I got a response from BAT that explains the difference in volume control between my Classe preamp and the VK-52se even though they both have similar gain. I guess it comes down to digital volume control (Classe) vs discrete volume control (BAT). By the way, what is a "Discrete" volume control? Can someone explain why discrete volume control does not have as much attenuation as digital control?
Below is an exerpt from the email I got BAT sent me:
"...integrated digital volume controls give
you more room - they have 180 or more steps, allowing you to achieve greater
attenuation. I don't have solid information on Classe, but what you are
telling me is consistent with a use of such a volume control.
High quality discrete volume controls usually stop sooner. Reasons are
practical - cost and complexity...It is many times more expensive
than the integrated circuit attenuator. The reason we use that expensive
solution is the sound, of course.
Our volume attenuator has linear range of 70dB. We do not go further as
doing so would degrade the signal way too much. -60dB attenuation means you
are throwing away 99.9% of signal, letting just 1/1000 of it go through -
hardly good situation."
The maximun gain is within 3dB, not enough to explain the difference.
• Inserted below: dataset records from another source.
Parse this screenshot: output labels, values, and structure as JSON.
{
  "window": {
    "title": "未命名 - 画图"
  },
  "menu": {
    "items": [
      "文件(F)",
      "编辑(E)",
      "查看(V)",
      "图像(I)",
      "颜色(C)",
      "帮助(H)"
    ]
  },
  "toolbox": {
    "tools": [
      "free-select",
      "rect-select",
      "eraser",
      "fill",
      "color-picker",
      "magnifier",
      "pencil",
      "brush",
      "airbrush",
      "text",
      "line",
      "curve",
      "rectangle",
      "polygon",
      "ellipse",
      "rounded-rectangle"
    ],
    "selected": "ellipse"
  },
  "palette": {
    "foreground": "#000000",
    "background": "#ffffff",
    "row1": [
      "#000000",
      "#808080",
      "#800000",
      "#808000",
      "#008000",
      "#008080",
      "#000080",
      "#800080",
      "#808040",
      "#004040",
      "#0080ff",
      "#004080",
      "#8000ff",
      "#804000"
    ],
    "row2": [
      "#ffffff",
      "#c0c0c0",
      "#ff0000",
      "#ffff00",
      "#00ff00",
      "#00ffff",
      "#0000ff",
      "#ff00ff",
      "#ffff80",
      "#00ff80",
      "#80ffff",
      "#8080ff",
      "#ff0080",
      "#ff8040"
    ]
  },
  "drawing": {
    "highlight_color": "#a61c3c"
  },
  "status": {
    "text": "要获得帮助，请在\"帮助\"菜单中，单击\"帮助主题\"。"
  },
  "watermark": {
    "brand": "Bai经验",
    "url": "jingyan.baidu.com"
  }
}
The output impedance is essentially the same compared to the input impedance of the amp.
The input impedance of each compared to the output impedance of the CDP should make no difference.
That leaves us with the taper of the volume controls. The only logical explanation I can see is that the louder one's steps are bigger at lower volumes than the other one. Have you contacted the manufacturers to see what they have to say?
If you want to ship them both to me I can measure the gain at the different control settings. You could do this yourself with a test CD and a cheap multimeter if you really want to know.
ok, i think i figured out what BAT meant when they replied to me. My Classe has a gain range of -84db to 14db. The BAT has a range of 70db, from -53db to 17db. So on the lower end, the Classe is attenuating by more than -30db which explains why on the lowest volume settings, music sounds so much louder. This doenst help but at least I understand what is going on.
Thanks for the follow up. It helps in the sense that when it comes to gain you now know what you are looking for in a preamp. If you want to stick with the rest of your components you either need one with a lot of attenuation like the Classe or you will need extra attenuators.
50 vrms from a preamp? Absurd! The industry standard for a CD player (line level signal capable of driving most power amps to near max volume) is 2 vrms. Most preamps can put out about 10 vrms, which is overkill.